Житейский опыт подсказал ему, что надо собираться в дальнюю дорогу, а такие приготовления начинаются с заготовки продуктов. Он послал Роберта в огород накопать картошки, сам из ларя достал муки и, замесив тесто, настряпал лепешек. На выпечку хлеба, как он справедливо предполагал, у них нет времени, да и не умел этого делать Эмиль при такой жене, которая так умело вела хозяйство. Как остро он ощутил сразу ее отсутствие, утрату. Кроме картошки сварили также и двух куриц, которых удалось поймать. Двери всех сараев хозяева отворили перед отъездом, чтобы не обрекать животных на бессмысленную голодную смерть – на воле был хоть какой-то шанс на выживание.
Эмиль осмотрел кладовую и погреб – запасы семья взяла с собой, но многое оставалось, хватило и для них.
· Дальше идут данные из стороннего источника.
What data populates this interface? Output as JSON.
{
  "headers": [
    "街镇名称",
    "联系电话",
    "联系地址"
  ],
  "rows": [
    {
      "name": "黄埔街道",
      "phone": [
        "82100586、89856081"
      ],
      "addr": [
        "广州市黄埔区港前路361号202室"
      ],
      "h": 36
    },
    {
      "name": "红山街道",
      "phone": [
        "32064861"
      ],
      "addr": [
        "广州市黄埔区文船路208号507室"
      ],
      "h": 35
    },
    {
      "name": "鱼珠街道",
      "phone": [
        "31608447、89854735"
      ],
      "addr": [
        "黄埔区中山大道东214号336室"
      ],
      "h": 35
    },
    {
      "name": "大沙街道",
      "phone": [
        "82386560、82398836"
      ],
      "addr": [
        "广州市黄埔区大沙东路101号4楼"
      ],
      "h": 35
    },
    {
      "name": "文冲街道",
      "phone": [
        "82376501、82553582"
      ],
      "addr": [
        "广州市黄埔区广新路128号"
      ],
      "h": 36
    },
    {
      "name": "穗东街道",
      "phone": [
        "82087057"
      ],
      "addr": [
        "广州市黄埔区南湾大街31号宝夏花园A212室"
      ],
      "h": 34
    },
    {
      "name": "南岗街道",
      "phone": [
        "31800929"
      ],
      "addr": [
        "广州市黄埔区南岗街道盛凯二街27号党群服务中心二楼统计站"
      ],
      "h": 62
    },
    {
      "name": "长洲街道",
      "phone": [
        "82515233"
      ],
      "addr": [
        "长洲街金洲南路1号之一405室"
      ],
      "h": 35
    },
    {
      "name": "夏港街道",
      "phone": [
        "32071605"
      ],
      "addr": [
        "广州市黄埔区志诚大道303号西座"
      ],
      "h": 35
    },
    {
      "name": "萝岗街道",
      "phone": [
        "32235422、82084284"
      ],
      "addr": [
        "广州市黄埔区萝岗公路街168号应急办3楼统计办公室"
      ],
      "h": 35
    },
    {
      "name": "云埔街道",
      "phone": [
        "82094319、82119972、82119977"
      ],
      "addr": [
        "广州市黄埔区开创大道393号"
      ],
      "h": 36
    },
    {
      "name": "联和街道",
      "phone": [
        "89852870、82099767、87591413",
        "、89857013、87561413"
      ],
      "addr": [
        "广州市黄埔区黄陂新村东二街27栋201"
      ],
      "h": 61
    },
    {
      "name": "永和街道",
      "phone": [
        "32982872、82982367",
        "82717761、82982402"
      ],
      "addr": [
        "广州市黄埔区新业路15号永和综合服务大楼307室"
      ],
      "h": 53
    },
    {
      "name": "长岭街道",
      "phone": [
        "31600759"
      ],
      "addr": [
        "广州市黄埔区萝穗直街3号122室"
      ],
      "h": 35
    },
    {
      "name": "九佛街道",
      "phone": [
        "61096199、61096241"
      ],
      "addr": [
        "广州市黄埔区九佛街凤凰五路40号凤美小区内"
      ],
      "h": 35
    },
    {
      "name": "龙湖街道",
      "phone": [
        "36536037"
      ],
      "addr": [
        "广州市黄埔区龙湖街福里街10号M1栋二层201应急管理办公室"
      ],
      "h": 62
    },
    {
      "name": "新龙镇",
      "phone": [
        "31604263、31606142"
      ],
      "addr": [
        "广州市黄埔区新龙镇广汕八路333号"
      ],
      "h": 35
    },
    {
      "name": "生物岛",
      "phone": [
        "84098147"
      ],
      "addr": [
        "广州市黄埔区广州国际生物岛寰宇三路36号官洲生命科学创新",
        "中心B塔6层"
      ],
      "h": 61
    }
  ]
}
Не так много смогли взять с собой; очевидно, покинуть родной дом пришлось поспешно.
Эмиль вдруг пожалел, что сейчас не сезон для убоя свиней, который обычно наступал с первыми морозами, чтобы можно было дольше хранить мясо и сало… Такие и прочие ненужные мысли отвлекали его от действительности. Он собрался уже было ехать в Гмелинку на своем «стальном коне». До нее было несколько дальше, чем до Палласовки, но зато там была бесчисленная родня, которую он надеялся застать на месте, хотя интуиция и подсказывала обратное. Но лучше поехать и убедиться, чем пребывать в неизвестности. Об указе от 28 августа он ничего, разумеется, не слышал, – о том знаменитом сталинском указе, который положил конец существования Республики немцев Поволжья. Родная партия не считала нужным доводить до каждого свои решения.
Он уже завел пускач двигателя, но снова заглушил, увидев облако пыли от приближающейся машины…
– Садитесь в машину, – вместо ответов на многочисленные вопросы скомандовал молоденький лейтенант и даже не удосужился объяснить, что ему ничего неизвестно.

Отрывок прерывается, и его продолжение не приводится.